Mais la maîtrise du corps et de la tenue, le tiens-toi droit postural des civilités et sa diffusion pédagogique ne se situent pas au même niveau que ce dont nous parlons ici : la posture du guerrier farouche précède l’acculturation posturale décrite par Elias ; la main sur la hanche et la neutralité expressive du « puissant » ne sont pas plus frappantes à la fin de l’Ancien Régime qu’à celle du Moyen Âge. Inversement, les corps nus et torsadés de l’arrondi ne se redressent pas à la fin de notre période. La logiquesystémique ici en jeu n’est pas cette histoire du contrôle de soi : ou plutôt le « tiens-toi droit » d’Érasme prend lui-même sa source dans un imaginaire ancien de la rectitude morale et de l’esthétique de la « grandeur » : imaginaire qui au-delà des textes et des images, fonde aussi les gestes, les rituels, les formes des costumes, la hauteur des talons, celle des coiffures, etc., et ce sur une longue durée.
Il est évident que la « ligne droite » dont nous parlons ici n’est pas une réalité géométrique, – « le concept ne peut descendre jusqu’aux formes du visage », nous dit Shopenhaner – mais une tendance posturale dont la précision n’est pas liée à l’unité conceptuelle d’une forme : cette ligne droite est un moindre arrondi ici, un cran plus sagement lié là, une boucle plus domestiquée ailleurs dans la tension objectivement mais
millimétriquement perceptible d’un muscle sous la peau, etc..
La rectitude en jeu peut être plus ou moins verticale, plus ou moins déterminée (un front), plus ou moins productrice de tension. Autant de lignes du corps infimes ou enveloppantes qui se dressent, se rigidifient, perdent leurs rondeurs jusque dans l’expression du visage – le roi ne rit pas sur l’image – et induisent un statut social dans une esthétique spécifique où l’ensemble des vecteurs formels sont discrètement (ou caricaturalement) orientés vers le haut : par leurs inclinaisons quelquefois miniaturisées, leurs sens dirigés vers le ciel des valeurs élevées, l’ensemble des lignes du corps vient induire que, oui, cette esthétique-là appartient à un grand, et ce avant même que la lecture des emblèmes, couronnes, costumes luxueux, bijoux, étendards, etc., ne vienne le confirmer jusqu’à l’emphase. Le « ciel » des valeurs élevées est ce lieu
dont Bakthine (24) a mis en place la topique et G. Durand (25) le « régime diurne » : y habitent pêle-mêle la lumière et les lumières (celles de l’âme et de l’esprit, des sciences), les Dieux divers, les anges, les saints et les corps purs qui eux n’ont plus besoin de se redresser puisqu’ils planent déjà là-haut, détendus, les « idéaux » jaillissent aussi vers là-haut, ainsi qu’à l’horizon du vertige, l’extase sainte ; y convergent aussi, en un haut point au-dessus de la ligne d’horizon, les regards des êtres « supérieurs », ces « grands » situés déjà au sommet de l’échelle grimpante des hiérarchies.

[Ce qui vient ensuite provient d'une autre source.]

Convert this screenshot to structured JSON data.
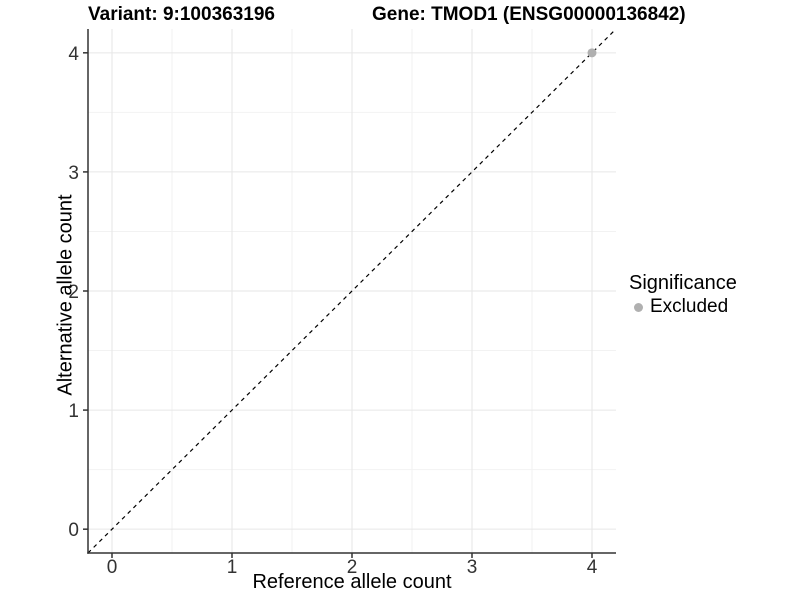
{
  "chart_data": {
    "type": "scatter",
    "titles": [
      "Variant: 9:100363196",
      "Gene: TMOD1 (ENSG00000136842)"
    ],
    "xlabel": "Reference allele count",
    "ylabel": "Alternative allele count",
    "xlim": [
      -0.2,
      4.2
    ],
    "ylim": [
      -0.2,
      4.2
    ],
    "xticks": [
      0,
      1,
      2,
      3,
      4
    ],
    "yticks": [
      0,
      1,
      2,
      3,
      4
    ],
    "grid": {
      "major": true,
      "minor": true,
      "major_color": "#e6e6e6",
      "minor_color": "#f2f2f2"
    },
    "axis_color": "#333333",
    "reference_line": {
      "type": "abline",
      "intercept": 0,
      "slope": 1,
      "style": "dashed",
      "color": "#000000"
    },
    "series": [
      {
        "name": "Excluded",
        "color": "#b0b0b0",
        "marker": "circle",
        "points": [
          [
            4,
            4
          ]
        ]
      }
    ],
    "legend": {
      "title": "Significance",
      "position": "right",
      "items": [
        {
          "label": "Excluded",
          "color": "#b0b0b0"
        }
      ]
    }
  }
}
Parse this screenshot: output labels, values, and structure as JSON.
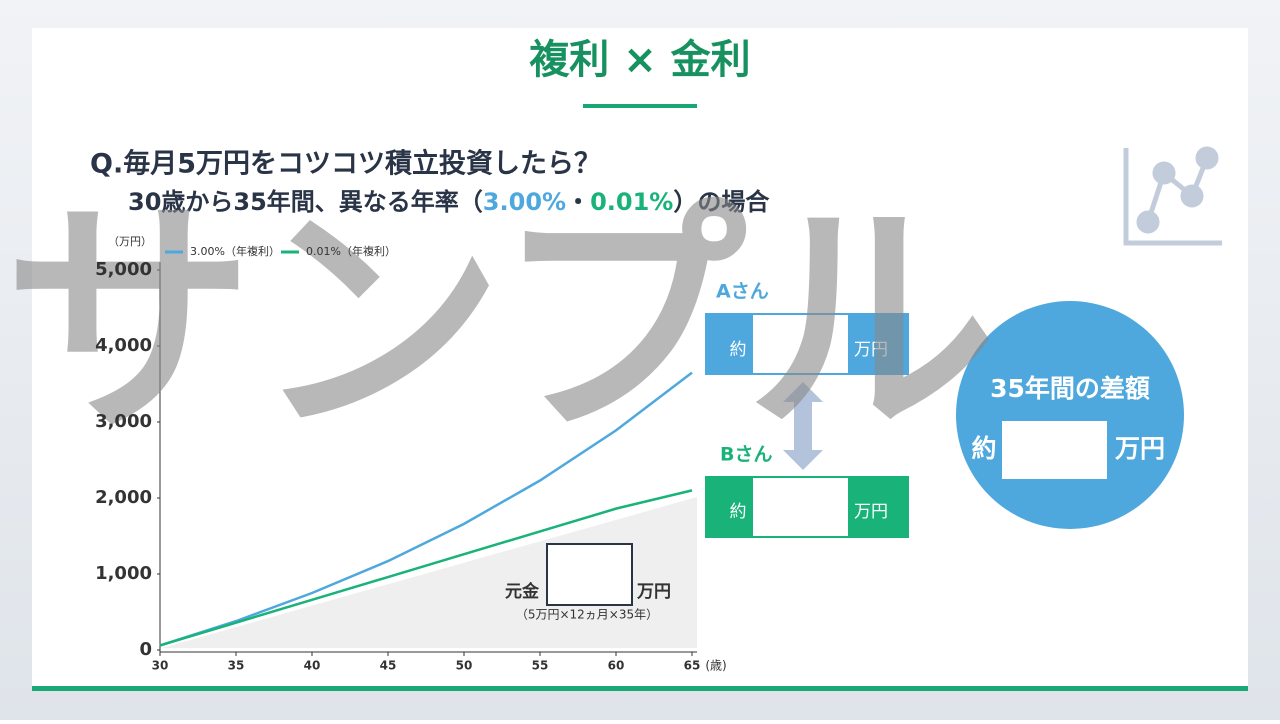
{
  "slide": {
    "title": "複利 × 金利",
    "question": "Q.毎月5万円をコツコツ積立投資したら？",
    "subtitle_parts": [
      "30歳から35年間、異なる年率（",
      "3.00%",
      "・",
      "0.01%",
      "）の場合"
    ],
    "watermark": "サンプル",
    "person_a": "Aさん",
    "person_b": "Bさん",
    "approx": "約",
    "unit_man_yen": "万円",
    "difference_title": "35年間の差額",
    "principal_label": "元金",
    "principal_formula": "（5万円×12ヵ月×35年）"
  },
  "chart_data": {
    "type": "line",
    "y_unit": "（万円）",
    "x_unit": "(歳)",
    "x": [
      30,
      35,
      40,
      45,
      50,
      55,
      60,
      65
    ],
    "series": [
      {
        "name": "3.00%（年複利）",
        "color": "#4ea8de",
        "values": [
          60,
          380,
          750,
          1170,
          1660,
          2230,
          2890,
          3650
        ]
      },
      {
        "name": "0.01%（年複利）",
        "color": "#19b37a",
        "values": [
          60,
          360,
          660,
          960,
          1260,
          1560,
          1860,
          2100
        ]
      }
    ],
    "xlim": [
      30,
      65
    ],
    "ylim": [
      0,
      5000
    ],
    "xticks": [
      30,
      35,
      40,
      45,
      50,
      55,
      60,
      65
    ],
    "yticks": [
      0,
      {
        "value": 1000,
        "label": "1,000"
      },
      {
        "value": 2000,
        "label": "2,000"
      },
      {
        "value": 3000,
        "label": "3,000"
      },
      {
        "value": 4000,
        "label": "4,000"
      },
      {
        "value": 5000,
        "label": "5,000"
      }
    ]
  }
}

L’imaginaire social caractéristique des sociétés anciennes fortement hiérarchisées place en effet en une efficace dérive ceux qui exercent le pouvoir politique au sommet d’une échelle qui n’est pas seulement sociale mais qui est aussi celle des « vraies valeurs », perçues comme telles dans la culture du temps. L’angle aigu du sommet des hiérarchies sociales et politiques est le point terrestre le plus proche du ciel des « vraies valeurs ». Cette irradiante proximité remodèle entièrement le corps du grand situé là-haut. – Un imaginaire social différent, qui ne ferait pas du sommet de la hiérarchie sociale un lieu sacré, sinon mystique, entraînerait sans doute un traitement esthétique différent du corps du grand, moins lumineux, moins travaillé par le rituel, moins charismatique et divin. Mais dans la France de l’Ancien Régime à partir du XVIe siècle, la convergence entre échelle des hiérarchies et échelle des valeurs produit une esthétique spécifique de la « grandeur », faite de redressement, et baignée de lumière.
La couronne et ses joyaux est l’attribut emblématique du rehaussement lumineux. D’une façon plus générale, le « luxe » des joyaux, tissus, ornements, etc., peut être défini comme la tactique de luminosité impliquée par l’esthétique en représentation des « grands ». Une beauté spécifique est le produit de ces tensions verticales, de l’érection vers le sublime ; ce dernier étant, heureux hasard, la niche écologique du corps du Grand. Une beauté obligée des représentations du corps emblématique, faite de haute taille, – la « riche taille » –, de noble maintien, c’est-à-dire de hiératisme inexpressif induit par l’esthétique du redressement, diffuse son modèle dans les textes et représentations dans un imaginaire ancien qui attribue à l’exercice du pouvoir une valeur sacrée. Et si la reine est laide, cette laideur, corrigée et masquée au maximum par la technologie esthétique (pince à épiler, fard, éventail, costume, corset, parures, danse, etc.), sera une norme de beauté.
Le corps féminin qui sert d’argument aux « vraies » valeurs se muscle et se redresse à proportion de l’intensité emblématique en jeu – une « Victoire » ne baisse pas les yeux.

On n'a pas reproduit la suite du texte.